Neuroinfl ammatory Processes Affect Structural Changes in the Amygdala of Rats in a Lithium-Pilocarpine Model of Epilepsy

Abstract

Temporal epilepsy is a severe neuromental disorder which is difficult to treat and whose pathogenesis is presumptively linked with the development of neuroinflammation, astrogliosis, and neuron death. The least studied of these processes occur in the amygdala, a part of the brain playing an important role in epileptogenesis. This study analyzes the structural and biochemical changes occurring in the basolateral part of the amygdala in a lithium-pilocarpine model of temporal epilepsy. Status epilepticus was induced in Wistar rats aged 7–8 weeks. Two subgroups were identified: one with severe, prolonged convulsions and one with mild short-lived convulsions. This separation was linked with the relationship between the probability of developing spontaneous recurrent convulsions in the chronic phase of the model on the one hand and the severity and duration of convulsions during the period of status epilepticus on the other. Histological studies were performed during the latent and chronic periods of the model (3 and 7 days and 2 months after administration of pilocarpine) using light and electron microscopy methods, as well as immunohistochemical analysis of the distribution of neuronal (Fox3) and glial (GFAP, Iba1) markers in cells.

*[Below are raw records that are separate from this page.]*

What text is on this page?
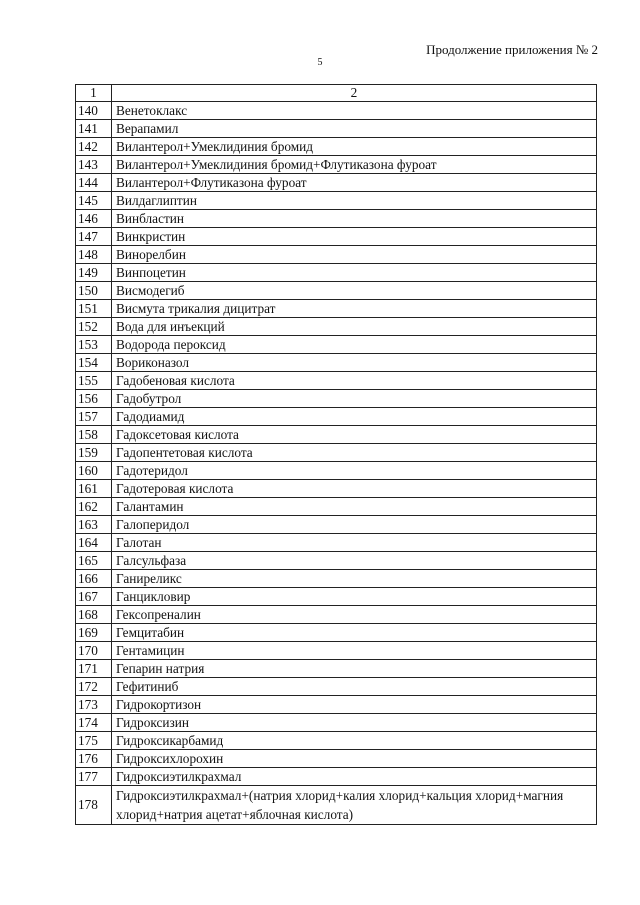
Продолжение приложения № 2
5
1	2
140	Венетоклакс
141	Верапамил
142	Вилантерол+Умеклидиния бромид
143	Вилантерол+Умеклидиния бромид+Флутиказона фуроат
144	Вилантерол+Флутиказона фуроат
145	Вилдаглиптин
146	Винбластин
147	Винкристин
148	Винорелбин
149	Винпоцетин
150	Висмодегиб
151	Висмута трикалия дицитрат
152	Вода для инъекций
153	Водорода пероксид
154	Вориконазол
155	Гадобеновая кислота
156	Гадобутрол
157	Гадодиамид
158	Гадоксетовая кислота
159	Гадопентетовая кислота
160	Гадотеридол
161	Гадотеровая кислота
162	Галантамин
163	Галоперидол
164	Галотан
165	Галсульфаза
166	Ганиреликс
167	Ганцикловир
168	Гексопреналин
169	Гемцитабин
170	Гентамицин
171	Гепарин натрия
172	Гефитиниб
173	Гидрокортизон
174	Гидроксизин
175	Гидроксикарбамид
176	Гидроксихлорохин
177	Гидроксиэтилкрахмал
178	Гидроксиэтилкрахмал+(натрия хлорид+калия хлорид+кальция хлорид+магния хлорид+натрия ацетат+яблочная кислота)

The expression of the genes for the proinflammatory cytokines interleukin-1β (Il1b) and tumor necrosis factor α (Tnfa) was analyzed by reverse transcription and the real-time polymerase chain reaction on day 7 after status epilepticus. During the first week after administration of pilocarpine into the basolateral amygdala, rats with prolonged convulsions showed decreases in the number of neurons and significant increases in the numbers of astrocytes and microglial cells. Rats with short-term convulsions showed no glial reaction and cell death was less extensive. Ultrastructural studies demonstrated accumulations of lysosomes and other neurodegenerative changes in amygdalar neurons of rats with prolonged convulsions. These abnormalities were accompanied by increased expression of the Il1b and Tnfa genes, pointing to the development of neuroinflammatory processes. Changes found in amygdalar cells in rats with severe long-lasting convulsions could be among the key mechanisms of epileptogenesis and associated comorbid behavioral abnormalities.